Beni per 1 milione 600 mila euro sono stati sequestrati in provincia di Enna dai finanzieri del Gico del Nucleo di Polizia economico-finanziaria di Caltanissetta. Il provvedimento della Dda nissena ha interessato 80 ettari di terreno, una azienda agricola e conti correnti e assegni circolari intestati a Maurizio Giuseppe Nicosia, il fratello Fabrizio Michelangelo e la moglie di quest’ultimo, Carmela Stagno. Assestato un colpo al meccanismo che consentiva di lucrare illecitamente contributi Agea.
L’indagine e’ partita nel 2012, quando il le fiamme gialle sono state delegate a effettuare accertamenti economico-patrimoniali nei confronti di Maurizio Nicosia, 45 anni, piu’ volte arrestato e condannato per reati contro la persona, contro il patrimonio, stupefacenti, omicidio volontario tentato, porto abusivo di armi, lesioni personali, indebita percezione di contributi pubblici nel settore agricoltura ed allevamento; e’ stato anche sottoposto a misura di prevenzione personale della sorveglianza speciale con obbligo di soggiorno nel comune di residenza per 4 anni 4 (dal 2003 al 2007).

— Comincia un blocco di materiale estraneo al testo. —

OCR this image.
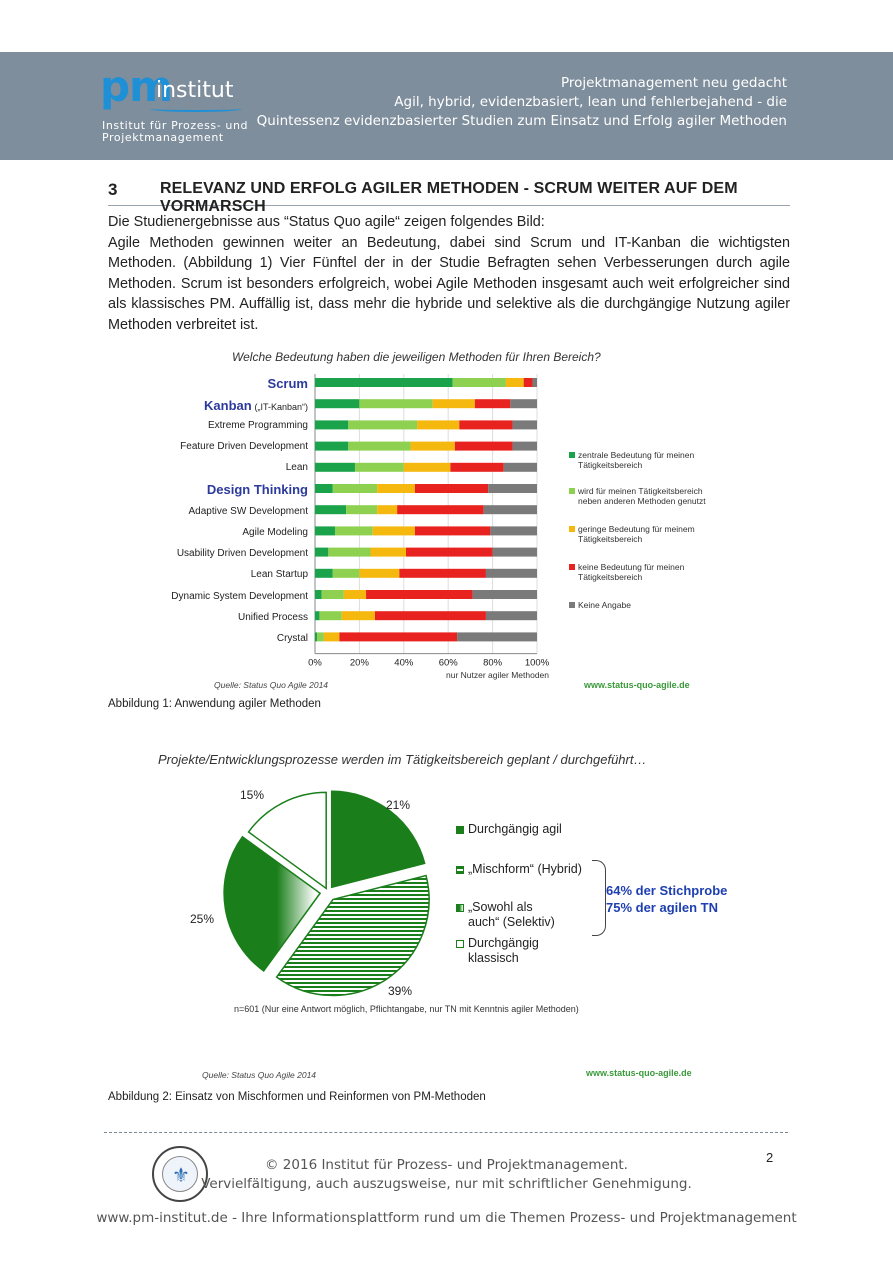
pm
institut
Institut für Prozess- und
Projektmanagement
Projektmanagement neu gedacht
Agil, hybrid, evidenzbasiert, lean und fehlerbejahend - die
Quintessenz evidenzbasierter Studien zum Einsatz und Erfolg agiler Methoden
3	RELEVANZ UND ERFOLG AGILER METHODEN - SCRUM WEITER AUF DEM VORMARSCH

Die Studienergebnisse aus “Status Quo agile“ zeigen folgendes Bild:

Agile Methoden gewinnen weiter an Bedeutung, dabei sind Scrum und IT-Kanban die wichtigsten Methoden. (Abbildung 1) Vier Fünftel der in der Studie Befragten sehen Verbesserungen durch agile Methoden. Scrum ist besonders erfolgreich, wobei Agile Methoden insgesamt auch weit erfolgreicher sind als klassisches PM. Auffällig ist, dass mehr die hybride und selektive als die durchgängige Nutzung agiler Methoden verbreitet ist.

Welche Bedeutung haben die jeweiligen Methoden für Ihren Bereich?
Scrum
Kanban („IT-Kanban“)
Extreme Programming
Feature Driven Development
Lean
Design Thinking
Adaptive SW Development
Agile Modeling
Usability Driven Development
Lean Startup
Dynamic System Development
Unified Process
Crystal
0%	20%	40%	60%	80% 100%
zentrale Bedeutung für meinen
Tätigkeitsbereich
wird für meinen Tätigkeitsbereich
neben anderen Methoden genutzt
geringe Bedeutung für meinem
Tätigkeitsbereich
keine Bedeutung für meinen
Tätigkeitsbereich
Keine Angabe
nur Nutzer agiler Methoden
Quelle: Status Quo Agile 2014	www.status-quo-agile.de
Abbildung 1: Anwendung agiler Methoden
Projekte/Entwicklungsprozesse werden im Tätigkeitsbereich geplant / durchgeführt…
21%
39%
25%
15%
Durchgängig agil
„Mischform“ (Hybrid)
„Sowohl als
auch“ (Selektiv)
Durchgängig
klassisch
64% der Stichprobe
75% der agilen TN
n=601 (Nur eine Antwort möglich, Pflichtangabe, nur TN mit Kenntnis agiler Methoden)
Quelle: Status Quo Agile 2014	www.status-quo-agile.de
Abbildung 2: Einsatz von Mischformen und Reinformen von PM-Methoden
2
⚜	© 2016 Institut für Prozess- und Projektmanagement.
Vervielfältigung, auch auszugsweise, nur mit schriftlicher Genehmigung.
www.pm-institut.de - Ihre Informationsplattform rund um die Themen Prozess- und Projektmanagement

Le attivita’ di indagine avevano inoltre dimostrato che Nicosia apparteneva al clan mafioso Nicosia di Villarosa (Enna). Individuato, tra l’altro, un atto di compravendita, perfezionato tra membri della famiglia Nicosia, perfezionato nel 2011, attraverso il quale Maurizio, principale indagato, ha ceduto circa 80 ettari di terreni (per il prezzo complessivo dichiarato di 400 mila euro) al fratello e alla moglie per i quali hanno chiesto e ottenuto ingenti contributi comunitari dall’Agea. L’entrata in scena di parenti e e congiunti era finalizzata a salvaguardare il bene da misure di prevenzione: cio’ si e’ concretizzato con la cessione di 80 ettari di terreno, da parte di Maurizio Nicosia agli altri due indagati. I tre sono indagati in concorso, oltre che per la fittizia intestazione dei beni, anche per truffa aggravata, in quanto avrebbero continuato a beneficiare di contributi pubblici per l’agricoltura e l’allevamento. Tutti i reati sono stati contestati con l’aggravante di aver commesso il fatto al fine di agevolare il clan mafioso di appartenenza.